同店の初代・吉野政吉(まさきち)氏は、料亭で10年ほど修業した後、独立したいと思うようになった。とはいえ料理屋を出すほどの資金はない。そんな折、日本橋の魚河岸そばに並ぶ鮨の屋台を見て閃(ひらめ)き、屋台の鮨屋を始めたそうだ。明治12年(1879)のことである。内店(店舗)を構えたのは、その3年後。
トロ握りが誕生したのは、2代目の正三郎(しょうざぶろう)氏に代替わりしてから。
「その頃でも、まだ鮨番付表に名前が出ないような店だった。だから、鮪が不漁だった時に、赤いところに手が出なかったんですよ、値段が高くて。そこで魚河岸で脂っこいからアブと呼ばれていたところに手を出した」
やむを得ず仕入れて握った鮨を、気に入ってくれた客もいた。そういう客は次の来店時に注文しようとしたが、名前が分からない。

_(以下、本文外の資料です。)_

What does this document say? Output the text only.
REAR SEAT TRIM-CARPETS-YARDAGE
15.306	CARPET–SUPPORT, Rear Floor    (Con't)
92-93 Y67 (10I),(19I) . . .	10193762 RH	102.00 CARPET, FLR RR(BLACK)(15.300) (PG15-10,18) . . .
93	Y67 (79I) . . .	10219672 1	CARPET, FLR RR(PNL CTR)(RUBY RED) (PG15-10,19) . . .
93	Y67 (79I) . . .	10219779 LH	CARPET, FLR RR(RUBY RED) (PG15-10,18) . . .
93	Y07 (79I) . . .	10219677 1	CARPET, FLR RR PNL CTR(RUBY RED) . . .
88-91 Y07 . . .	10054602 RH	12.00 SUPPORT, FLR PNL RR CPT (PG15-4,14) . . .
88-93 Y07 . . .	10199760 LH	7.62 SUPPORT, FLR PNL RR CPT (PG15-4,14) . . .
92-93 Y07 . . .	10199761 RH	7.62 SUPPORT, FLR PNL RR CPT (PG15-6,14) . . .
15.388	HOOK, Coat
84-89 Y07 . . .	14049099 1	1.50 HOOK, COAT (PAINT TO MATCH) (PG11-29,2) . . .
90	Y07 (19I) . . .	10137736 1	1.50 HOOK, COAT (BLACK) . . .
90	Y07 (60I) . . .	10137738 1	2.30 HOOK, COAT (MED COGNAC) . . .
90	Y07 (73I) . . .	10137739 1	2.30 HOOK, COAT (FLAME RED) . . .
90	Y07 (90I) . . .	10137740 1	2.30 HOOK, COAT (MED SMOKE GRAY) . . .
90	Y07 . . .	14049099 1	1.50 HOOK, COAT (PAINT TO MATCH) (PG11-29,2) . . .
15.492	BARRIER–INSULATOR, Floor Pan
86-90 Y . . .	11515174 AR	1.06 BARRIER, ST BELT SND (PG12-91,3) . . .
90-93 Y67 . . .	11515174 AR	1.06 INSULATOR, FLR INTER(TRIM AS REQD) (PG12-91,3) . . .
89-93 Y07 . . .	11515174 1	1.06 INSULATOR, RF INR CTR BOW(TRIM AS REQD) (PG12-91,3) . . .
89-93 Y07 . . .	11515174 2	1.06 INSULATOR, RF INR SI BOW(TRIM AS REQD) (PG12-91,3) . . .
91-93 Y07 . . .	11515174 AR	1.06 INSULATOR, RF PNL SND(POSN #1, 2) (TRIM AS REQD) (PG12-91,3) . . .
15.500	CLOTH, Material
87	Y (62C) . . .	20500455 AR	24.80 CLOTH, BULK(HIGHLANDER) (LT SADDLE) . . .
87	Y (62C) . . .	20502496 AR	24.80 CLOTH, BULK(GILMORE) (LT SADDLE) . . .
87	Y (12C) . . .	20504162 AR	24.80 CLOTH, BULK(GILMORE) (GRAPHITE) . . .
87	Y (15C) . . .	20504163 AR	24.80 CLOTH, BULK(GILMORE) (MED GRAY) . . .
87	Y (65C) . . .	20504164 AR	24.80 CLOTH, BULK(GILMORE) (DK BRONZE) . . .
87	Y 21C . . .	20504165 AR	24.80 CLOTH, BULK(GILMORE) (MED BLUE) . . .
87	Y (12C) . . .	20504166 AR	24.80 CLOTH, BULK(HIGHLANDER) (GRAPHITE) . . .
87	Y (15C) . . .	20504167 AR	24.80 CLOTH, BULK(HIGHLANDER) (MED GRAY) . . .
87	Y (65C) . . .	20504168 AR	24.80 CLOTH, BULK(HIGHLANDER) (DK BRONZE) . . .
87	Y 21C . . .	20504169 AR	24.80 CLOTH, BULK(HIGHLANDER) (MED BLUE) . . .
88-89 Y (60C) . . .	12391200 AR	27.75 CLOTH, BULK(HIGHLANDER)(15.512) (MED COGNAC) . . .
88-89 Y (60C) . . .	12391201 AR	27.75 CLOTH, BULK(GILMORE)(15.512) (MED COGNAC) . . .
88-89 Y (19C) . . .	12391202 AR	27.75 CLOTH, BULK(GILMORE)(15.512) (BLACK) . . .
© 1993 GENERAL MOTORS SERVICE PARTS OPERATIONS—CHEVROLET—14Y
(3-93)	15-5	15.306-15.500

「そのため、『色の段だらの』とか『霜降りの』とか言ってたらしいんですけど、名前がないと不便だと、常連のお客さんが『口の中に入れたら、トロッとする。じゃあトロにしよう』とおっしゃって、決まったそうです」
正三郎氏の後を継いだ3代目・曻雄(ますお)氏は、役者としても活躍した異色の料理人だ。戦時中、信州に疎開したが、そこでは鮨は売れない。そのため劇団を作って慰問の旅回りをしたという。「吉野鮨本店」は昭和24年(1949)に再開されたが、曻雄氏は役者も継続。野口元夫(もとお)の芸名で数々のドラマや映画に出演した。特に「事件記者」(NHKで昭和33~41年に放送)の山本部長刑事は当たり役だった。